Here is a one liner version that should do the job:

src = template[img_map[:,:,0].ravel(),img_map[:,:,1].ravel(),:].reshape((width,height,3))

Here is a small code that verify the accuracy of results and evaluate the performance improvement:

import numpy as np
import time

# Preparation of testdata
(width, height, depth) = (1000, 1000, 3)
template = np.random.randint(0, 256, (640,480,depth))
img_map = np.concatenate((
    np.random.randint(0, template.shape[0], (width*height,1)),
    np.random.randint(0, template.shape[1], (width*height,1))
  ), axis=1
).reshape(width,height,2)

# For loop verion
t_start = time.time()
src = np.zeros((img_map.shape[0],img_map.shape[1],template.shape[2]))
for x in range(0, img_map.shape[0]): 
  for y in range(0, img_map.shape[1]):
    u = img_map[x,y,0]
    v = img_map[x,y,1]
    if (u >= 0) and (v >= 0) and (u < template.shape[0]) and (v < template.shape[1]):
      src[x,y,:] = template[u,v,:]
print(f'Timer 1: {time.time()-t_start}s')

# One line version
t_start = time.time()
src2 = template[img_map[:,:,0].ravel(),img_map[:,:,1].ravel(),:].reshape((width,height,depth))
print(f'Timer 2: {time.time()-t_start}s')

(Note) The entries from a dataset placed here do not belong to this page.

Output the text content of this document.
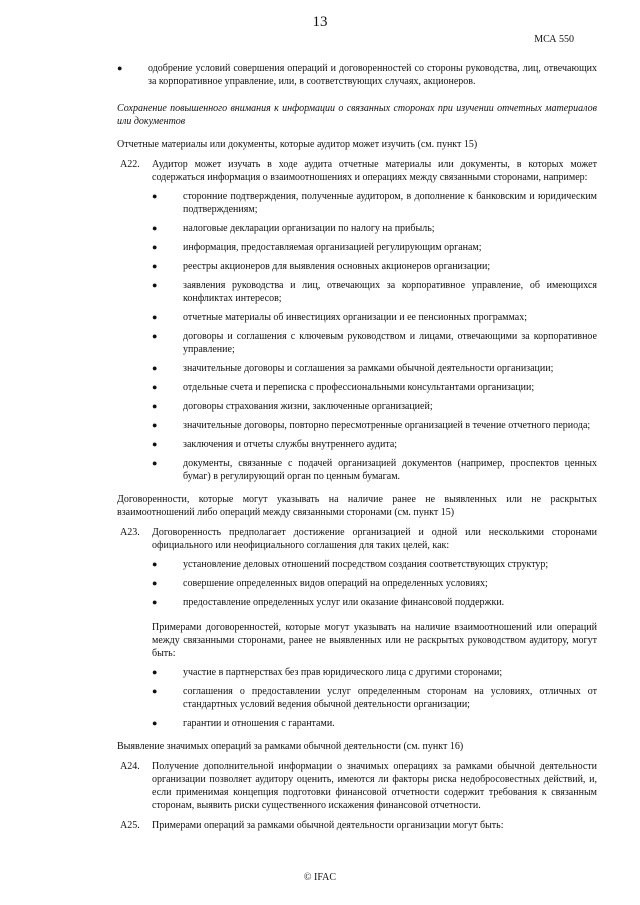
13
МСА 550
●	одобрение условий совершения операций и договоренностей со стороны руководства, лиц, отвечающих за корпоративное управление, или, в соответствующих случаях, акционеров.

Сохранение повышенного внимания к информации о связанных сторонах при изучении отчетных материалов или документов

Отчетные материалы или документы, которые аудитор может изучить (см. пункт 15)

А22.	Аудитор может изучать в ходе аудита отчетные материалы или документы, в которых может содержаться информация о взаимоотношениях и операциях между связанными сторонами, например:

●	сторонние подтверждения, полученные аудитором, в дополнение к банковским и юридическим подтверждениям;
●	налоговые декларации организации по налогу на прибыль;
●	информация, предоставляемая организацией регулирующим органам;
●	реестры акционеров для выявления основных акционеров организации;
●	заявления руководства и лиц, отвечающих за корпоративное управление, об имеющихся конфликтах интересов;
●	отчетные материалы об инвестициях организации и ее пенсионных программах;
●	договоры и соглашения с ключевым руководством и лицами, отвечающими за корпоративное управление;
●	значительные договоры и соглашения за рамками обычной деятельности организации;
●	отдельные счета и переписка с профессиональными консультантами организации;
●	договоры страхования жизни, заключенные организацией;
●	значительные договоры, повторно пересмотренные организацией в течение отчетного периода;
●	заключения и отчеты службы внутреннего аудита;
●	документы, связанные с подачей организацией документов (например, проспектов ценных бумаг) в регулирующий орган по ценным бумагам.

Договоренности, которые могут указывать на наличие ранее не выявленных или не раскрытых взаимоотношений либо операций между связанными сторонами (см. пункт 15)

А23.	Договоренность предполагает достижение организацией и одной или несколькими сторонами официального или неофициального соглашения для таких целей, как:

●	установление деловых отношений посредством создания соответствующих структур;
●	совершение определенных видов операций на определенных условиях;
●	предоставление определенных услуг или оказание финансовой поддержки.

Примерами договоренностей, которые могут указывать на наличие взаимоотношений или операций между связанными сторонами, ранее не выявленных или не раскрытых руководством аудитору, могут быть:

●	участие в партнерствах без прав юридического лица с другими сторонами;
●	соглашения о предоставлении услуг определенным сторонам на условиях, отличных от стандартных условий ведения обычной деятельности организации;
●	гарантии и отношения с гарантами.

Выявление значимых операций за рамками обычной деятельности (см. пункт 16)

А24.	Получение дополнительной информации о значимых операциях за рамками обычной деятельности организации позволяет аудитору оценить, имеются ли факторы риска недобросовестных действий, и, если применимая концепция подготовки финансовой отчетности содержит требования к связанным сторонам, выявить риски существенного искажения финансовой отчетности.

А25.	Примерами операций за рамками обычной деятельности организации могут быть:

© IFAC
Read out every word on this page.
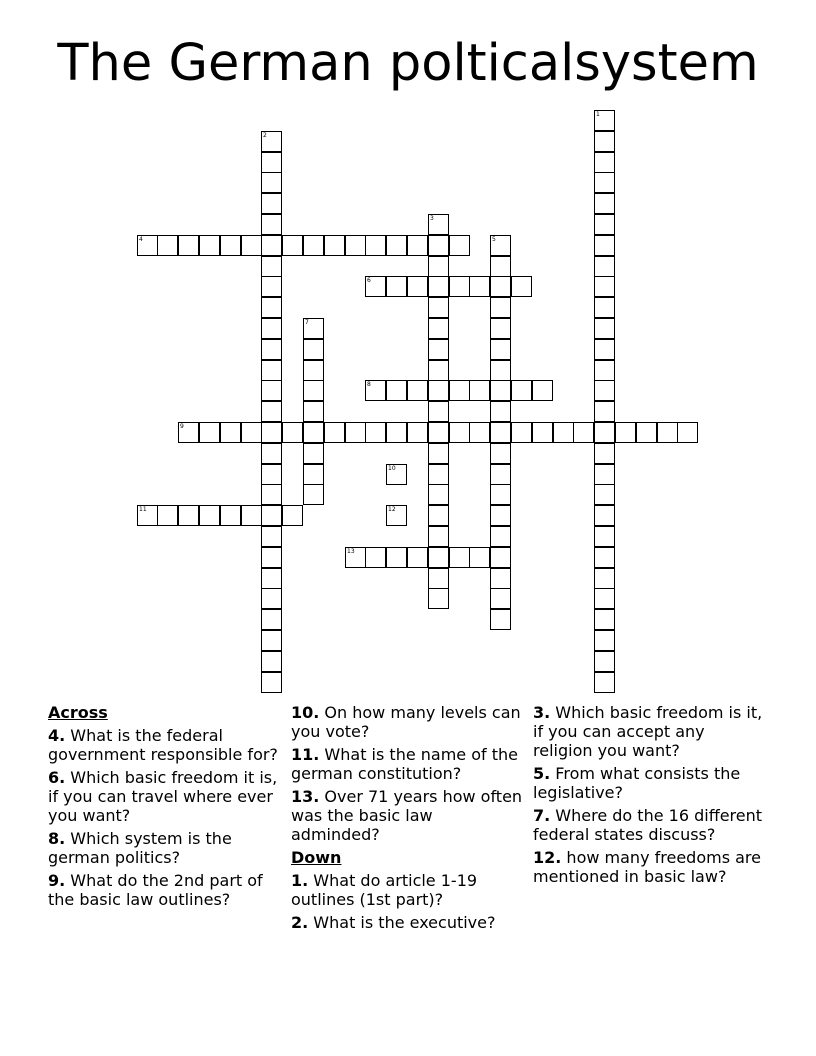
The German polticalsystem
1
2
3
4	5
6
7
8
9
10
11	12
13
Across
4. What is the federal government responsible for?
6. Which basic freedom it is, if you can travel where ever you want?
8. Which system is the german politics?
9. What do the 2nd part of the basic law outlines?
10. On how many levels can you vote?
11. What is the name of the german constitution?
13. Over 71 years how often was the basic law adminded?
Down
1. What do article 1-19 outlines (1st part)?
2. What is the executive?
3. Which basic freedom is it, if you can accept any religion you want?
5. From what consists the legislative?
7. Where do the 16 different federal states discuss?
12. how many freedoms are mentioned in basic law?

# Verify that both gives the same result
print('Results are equal' if np.linalg.norm(src-src2)==0 else 'Results differ')

The results are equal and the execution time is significantly improved:

% python3 script.py
Timer 1: 2.7333829402923584s
Timer 2: 0.0499570369720459s
Results are equal

Don't hesitate if you have questions.